A prolific painter, Chapin produced numerous works while traveling in Mexico, France, Spain, Saugatuck and Martha’s Vineyard, where he frequently spent summers and taught at the Old Sculpin Gallery there. Chapin was best recognized for his dynamic and vibrant images of Chicago during the 1930s and '40s. Chapin was a resident of the city's Old Town neighborhood where he lived and kept his studio on Menomonee Street for many years. Described as a “colorful figure, nearly 6 feet 6 inches tall, and thin, and usually wearing tweeds”, it is easy to imagine Chapin at work observing the busy street life of the city.

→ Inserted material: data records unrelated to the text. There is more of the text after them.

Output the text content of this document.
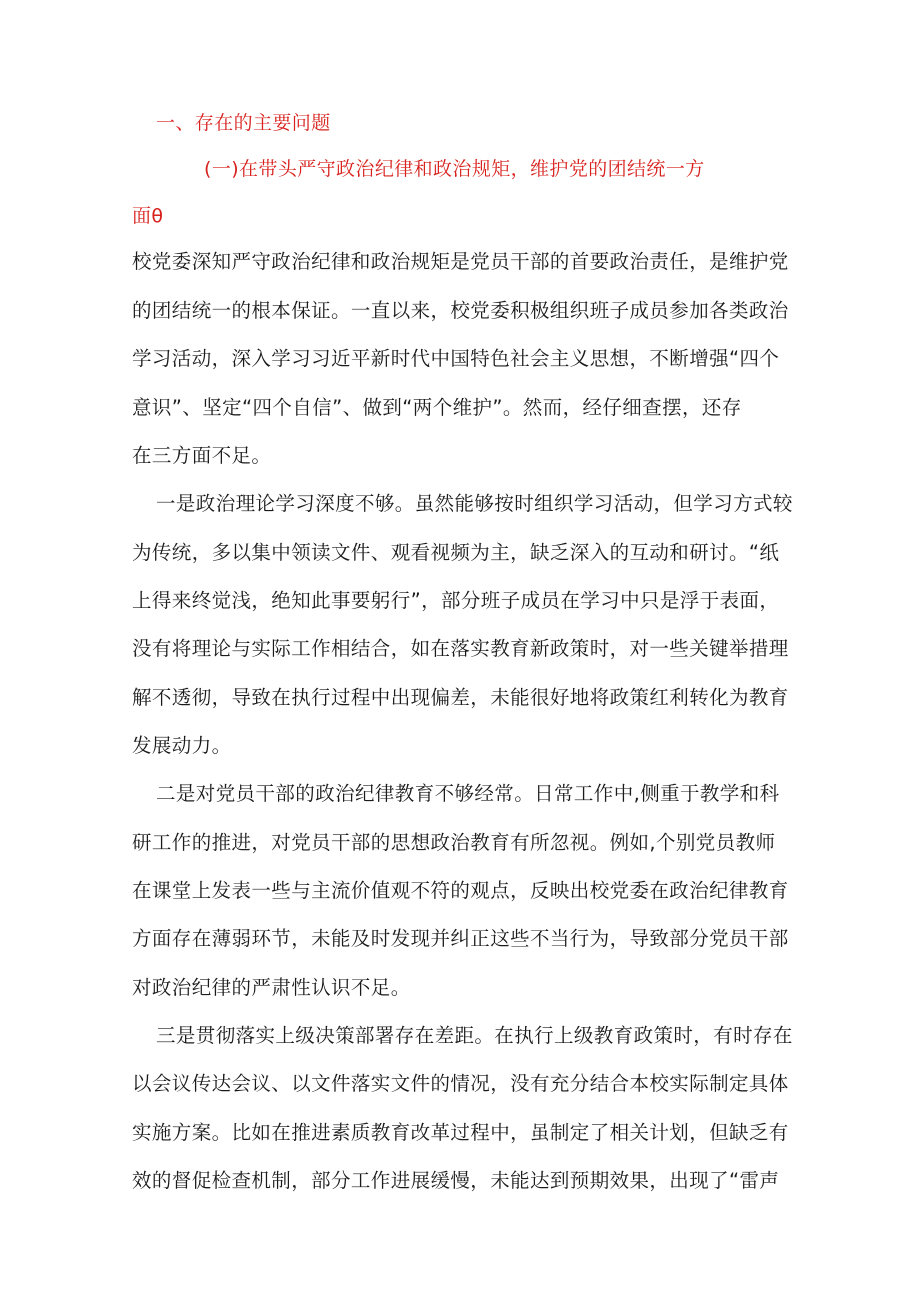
一、存在的主要问题
(一)在带头严守政治纪律和政治规矩，维护党的团结统一方
面θ
校党委深知严守政治纪律和政治规矩是党员干部的首要政治责任，是维护党
的团结统一的根本保证。一直以来，校党委积极组织班子成员参加各类政治
学习活动，深入学习习近平新时代中国特色社会主义思想，不断增强“四个
意识”、坚定“四个自信”、做到“两个维护”。然而，经仔细查摆，还存
在三方面不足。
一是政治理论学习深度不够。虽然能够按时组织学习活动，但学习方式较
为传统，多以集中领读文件、观看视频为主，缺乏深入的互动和研讨。“纸
上得来终觉浅，绝知此事要躬行”，部分班子成员在学习中只是浮于表面，
没有将理论与实际工作相结合，如在落实教育新政策时，对一些关键举措理
解不透彻，导致在执行过程中出现偏差，未能很好地将政策红利转化为教育
发展动力。
二是对党员干部的政治纪律教育不够经常。日常工作中,侧重于教学和科
研工作的推进，对党员干部的思想政治教育有所忽视。例如,个别党员教师
在课堂上发表一些与主流价值观不符的观点，反映出校党委在政治纪律教育
方面存在薄弱环节，未能及时发现并纠正这些不当行为，导致部分党员干部
对政治纪律的严肃性认识不足。
三是贯彻落实上级决策部署存在差距。在执行上级教育政策时，有时存在
以会议传达会议、以文件落实文件的情况，没有充分结合本校实际制定具体
实施方案。比如在推进素质教育改革过程中，虽制定了相关计划，但缺乏有
效的督促检查机制，部分工作进展缓慢，未能达到预期效果，出现了“雷声
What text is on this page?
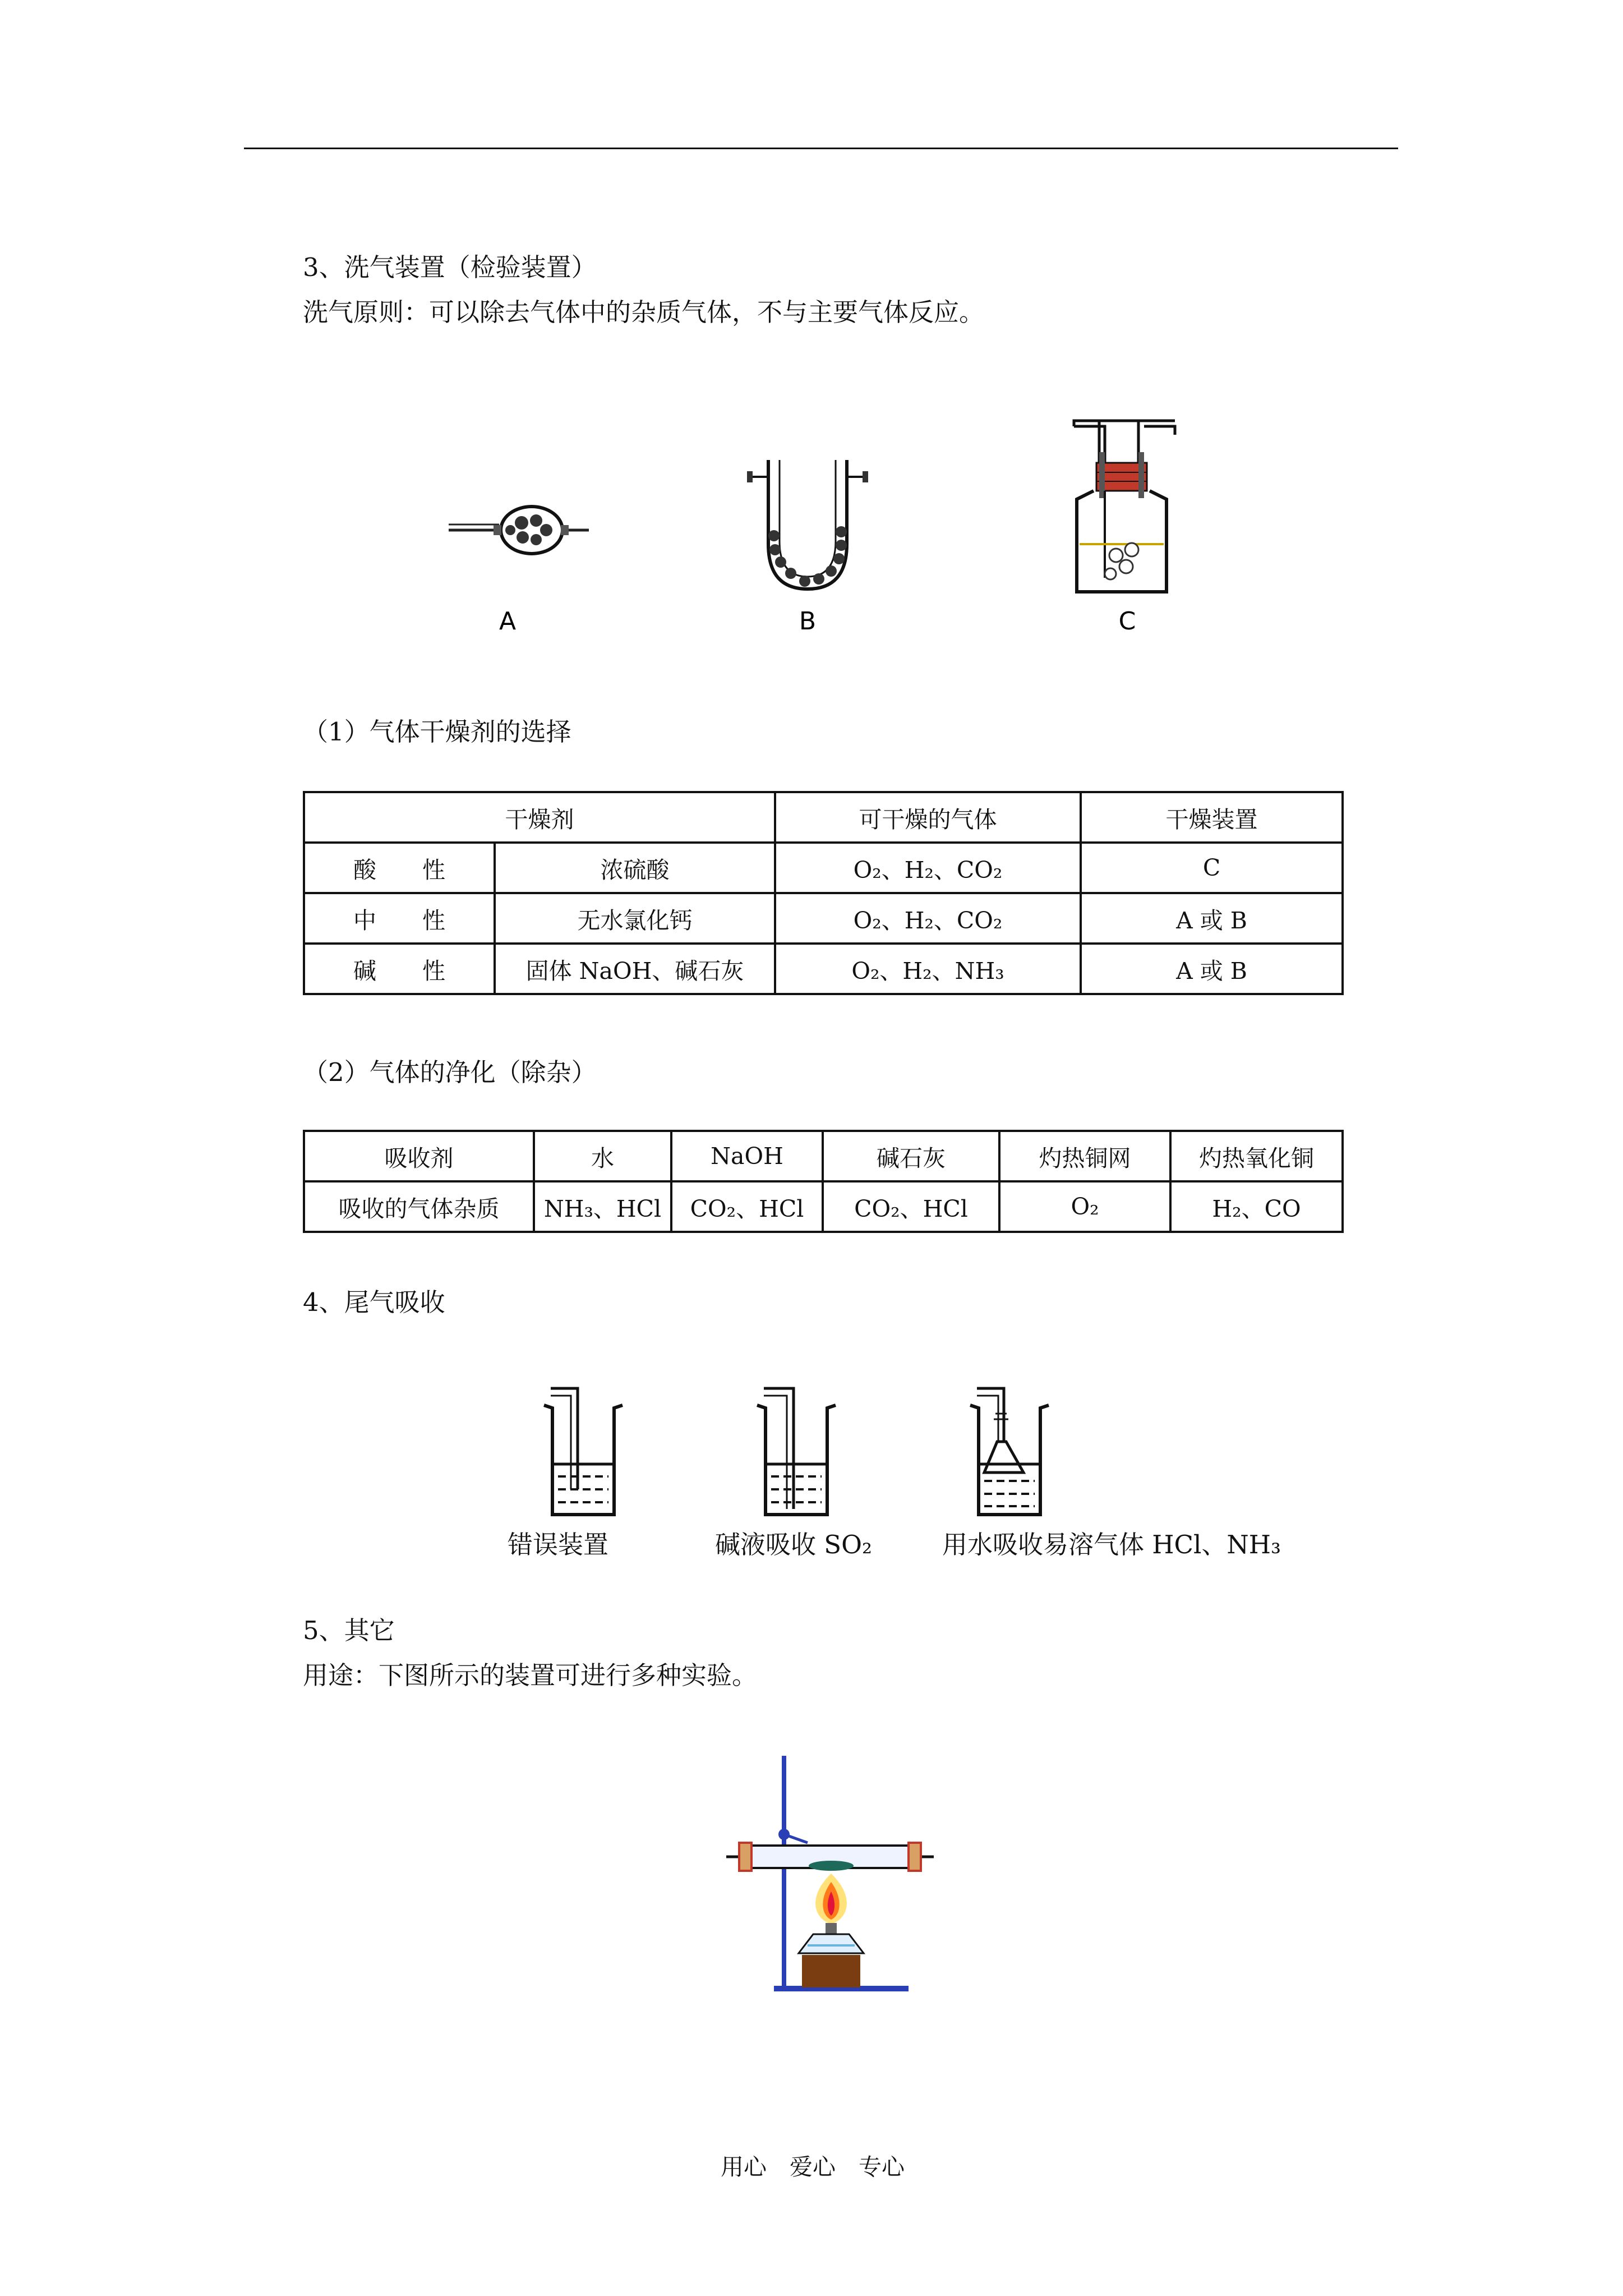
3、洗气装置（检验装置）
洗气原则：可以除去气体中的杂质气体，不与主要气体反应。
A	B	C
（1）气体干燥剂的选择
干燥剂		可干燥的气体	干燥装置
酸　　性	浓硫酸	O₂、H₂、CO₂	C
中　　性	无水氯化钙	O₂、H₂、CO₂	A 或 B
碱　　性	固体 NaOH、碱石灰	O₂、H₂、NH₃	A 或 B
（2）气体的净化（除杂）
吸收剂	水	NaOH	碱石灰	灼热铜网	灼热氧化铜
吸收的气体杂质	NH₃、HCl	CO₂、HCl	CO₂、HCl	O₂	H₂、CO
4、尾气吸收
错误装置	碱液吸收 SO₂	用水吸收易溶气体 HCl、NH₃
5、其它
用途：下图所示的装置可进行多种实验。
用心　爱心　专心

In addition to his many exhibitions at the Art Institute of Chicago, Chapin’s work was shown during his lifetime at such institutions as the Pennsylvania Academy of Fine Arts, Philadelphia; the Corcoran Gallery, Washington, D.C.; the National Academy of Design, New York; the Museum of Modern Art, New York; the Whitney Museum of American Art, New York and the Carnegie Institute, Pittsburgh, among others. Francis Chapin’s paintings are represented in the collections the Art Institute of Chicago; the Friedman Collection, Chicago; the Butler Institute of American Art, Youngstown; the Denver Art Museum; the Everson Museum of Art, Syracuse; the Norton Museum of Art, West Palm Beach; the Telfair Museum of Art, Savannah and the Brooklyn Museum of Art, among others.